In round four, the Packers might consider Louisville's Michael Bush. At 6-2 243 with good speed, Bush may be a more elusive Jerome Bettis. Had injuries not put him on the shelf in 2006, Bush might have been a top ten draft choice. But Bush did miss last season and he still cannot run for the NFL scouts, and there is a good chance that he will miss his rookie season. However, similar to Willis McGahee a few years ago, a talented but injured runner is worth taking at some point. For the Green Bay Packers, with important holes to fill on the roster, that point would be no earlier than round four, but some other GM could take Bush in round 3 or even sooner.

A candidate in Round 4 or 5, who could play this season, is Jackie Battle 6-2 235, 4.42 from Houston. Battle is ranked this low because, after a great freshman campaign, injuries plagued him until his senior season, and scouts question whether he will play hurt. However, in 2006, while sharing carries, he set a team record scoring 15 touchdowns while averaging 5.1 yards per carry. Battle has not been used much as a receiver or blocker, which leaves questions to be answered. He could be an immediate threat in short yardage and as a change of pace inside pounder with the speed to make big plays if the initial tackler does not wrap him up.

In round 5 or 6, the Packers could turn to Dwayne Wright 6-0 228, 4.6 from Fresno State. Wright is another tailback who excelled in 2004, but did little else until this, his junior season, because of injuries. Wright added bulk for the 2006 season during his rehabilitation, and he emerged as a complete player who averaged 5.6 yards per carry along with being his team's second leading receiver. Wright was the best back at the Hula Bowl, and the Packers have a history of selecting players the top players from bowl games. On the other hand, he may not be fast enough post injury to be any more than a complimentary pile mover and third down receiver type of running back who lacks a break away dimension. On the other hand, some players regain their speed after a couple of years. Wright could be a very good second day value.

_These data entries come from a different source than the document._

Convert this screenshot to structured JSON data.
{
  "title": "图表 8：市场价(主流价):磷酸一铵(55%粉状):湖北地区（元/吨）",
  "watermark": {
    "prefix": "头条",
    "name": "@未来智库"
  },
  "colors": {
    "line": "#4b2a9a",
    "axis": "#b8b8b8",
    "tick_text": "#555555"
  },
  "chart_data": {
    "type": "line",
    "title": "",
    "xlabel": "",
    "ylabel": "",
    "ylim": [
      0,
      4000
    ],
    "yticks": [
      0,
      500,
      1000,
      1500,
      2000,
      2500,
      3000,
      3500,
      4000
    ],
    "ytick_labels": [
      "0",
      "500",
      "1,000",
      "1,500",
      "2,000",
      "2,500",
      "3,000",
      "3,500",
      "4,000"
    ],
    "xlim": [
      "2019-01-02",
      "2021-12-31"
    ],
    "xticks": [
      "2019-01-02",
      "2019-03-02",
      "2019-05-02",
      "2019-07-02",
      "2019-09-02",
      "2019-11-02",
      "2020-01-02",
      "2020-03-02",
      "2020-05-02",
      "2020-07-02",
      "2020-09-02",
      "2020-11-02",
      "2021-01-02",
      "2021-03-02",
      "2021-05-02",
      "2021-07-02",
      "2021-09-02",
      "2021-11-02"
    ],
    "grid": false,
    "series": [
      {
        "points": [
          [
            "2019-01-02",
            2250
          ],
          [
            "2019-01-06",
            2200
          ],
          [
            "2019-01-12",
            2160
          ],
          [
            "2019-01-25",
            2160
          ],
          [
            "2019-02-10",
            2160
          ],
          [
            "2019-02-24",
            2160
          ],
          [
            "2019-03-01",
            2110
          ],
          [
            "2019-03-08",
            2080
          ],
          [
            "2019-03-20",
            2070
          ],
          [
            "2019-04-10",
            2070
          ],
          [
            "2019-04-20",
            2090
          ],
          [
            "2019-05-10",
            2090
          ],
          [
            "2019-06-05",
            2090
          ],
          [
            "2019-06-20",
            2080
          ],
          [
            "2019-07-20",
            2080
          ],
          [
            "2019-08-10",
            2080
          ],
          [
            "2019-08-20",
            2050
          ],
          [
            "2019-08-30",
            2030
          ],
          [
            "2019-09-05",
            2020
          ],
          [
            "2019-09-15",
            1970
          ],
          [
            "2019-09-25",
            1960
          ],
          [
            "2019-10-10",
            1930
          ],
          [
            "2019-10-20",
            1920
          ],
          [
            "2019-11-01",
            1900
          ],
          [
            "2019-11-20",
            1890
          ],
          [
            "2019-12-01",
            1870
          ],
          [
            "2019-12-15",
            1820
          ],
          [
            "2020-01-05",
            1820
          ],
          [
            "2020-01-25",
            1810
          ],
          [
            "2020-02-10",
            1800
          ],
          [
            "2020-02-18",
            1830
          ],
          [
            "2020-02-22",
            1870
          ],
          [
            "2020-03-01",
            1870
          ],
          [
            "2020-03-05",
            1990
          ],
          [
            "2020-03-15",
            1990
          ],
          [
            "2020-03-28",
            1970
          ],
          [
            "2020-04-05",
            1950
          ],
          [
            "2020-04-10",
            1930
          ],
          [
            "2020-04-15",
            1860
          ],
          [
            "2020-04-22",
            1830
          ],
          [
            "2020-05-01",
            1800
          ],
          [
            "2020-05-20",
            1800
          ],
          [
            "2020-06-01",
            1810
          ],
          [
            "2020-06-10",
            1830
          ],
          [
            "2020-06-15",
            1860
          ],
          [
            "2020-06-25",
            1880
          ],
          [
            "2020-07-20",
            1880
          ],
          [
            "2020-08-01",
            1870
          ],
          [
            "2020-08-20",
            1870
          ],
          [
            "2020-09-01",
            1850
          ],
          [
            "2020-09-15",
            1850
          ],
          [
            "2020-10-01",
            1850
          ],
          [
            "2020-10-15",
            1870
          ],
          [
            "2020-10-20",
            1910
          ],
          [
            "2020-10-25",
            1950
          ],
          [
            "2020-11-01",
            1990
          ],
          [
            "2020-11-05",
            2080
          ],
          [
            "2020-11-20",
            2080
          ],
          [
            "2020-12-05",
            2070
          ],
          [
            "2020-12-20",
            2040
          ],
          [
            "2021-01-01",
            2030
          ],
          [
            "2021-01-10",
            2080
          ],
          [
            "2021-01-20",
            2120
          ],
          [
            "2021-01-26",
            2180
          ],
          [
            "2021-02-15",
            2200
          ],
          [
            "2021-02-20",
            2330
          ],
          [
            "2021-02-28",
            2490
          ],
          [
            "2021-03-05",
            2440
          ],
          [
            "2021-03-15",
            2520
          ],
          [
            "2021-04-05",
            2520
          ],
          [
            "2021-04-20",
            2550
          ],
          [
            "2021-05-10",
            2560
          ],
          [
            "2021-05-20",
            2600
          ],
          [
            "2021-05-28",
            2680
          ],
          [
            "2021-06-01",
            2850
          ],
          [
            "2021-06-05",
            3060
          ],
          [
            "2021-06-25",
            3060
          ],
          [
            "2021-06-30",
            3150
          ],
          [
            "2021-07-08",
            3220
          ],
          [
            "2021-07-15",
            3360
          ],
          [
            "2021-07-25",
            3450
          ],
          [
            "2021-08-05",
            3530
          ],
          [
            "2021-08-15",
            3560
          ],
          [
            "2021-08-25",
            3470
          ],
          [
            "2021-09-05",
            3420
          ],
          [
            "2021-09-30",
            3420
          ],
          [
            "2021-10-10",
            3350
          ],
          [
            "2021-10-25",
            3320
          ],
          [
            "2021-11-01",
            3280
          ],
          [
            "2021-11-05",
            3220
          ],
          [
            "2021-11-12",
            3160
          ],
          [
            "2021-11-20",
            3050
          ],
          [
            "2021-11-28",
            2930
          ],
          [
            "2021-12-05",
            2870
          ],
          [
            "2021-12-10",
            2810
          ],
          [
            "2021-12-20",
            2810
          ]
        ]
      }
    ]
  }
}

In round six or seven, there is a Division II player who could be a good fit. Germaine Race 5-10 218 4.6 who played at Pittsburg State in Kansas was a small school All American for three consecutive seasons. For his career, he ran for 6,985 yards, which is a Division 2 record, and his 109 total touchdowns (107 on the ground) shattered previous records. He is the all time touchdown leader in the NCAA at any level, and he accomplished this as a grind it out runner who seldom broke away. Race was an adequate blocker and very occasional receiver at his level. If scouts believe he can break tackles, and learn to protect the ball in the NFL, Race is worth drafting.

The Green Bay Packers will not enter the 2007 season without adding at least one running back in free agency the draft or both. The brain trust claims that they are happy with Vernand Morrency as the main man, but, even if that is true, they need a short yardage back and a better pass catcher. Marshawn Lynch of California in round one and Dwayne Wright of Fresno State in later rounds could fill that role. Depending on who else is available at pick 16, I think selecting a back in a later round is more likely that the selection of Lynch at 16.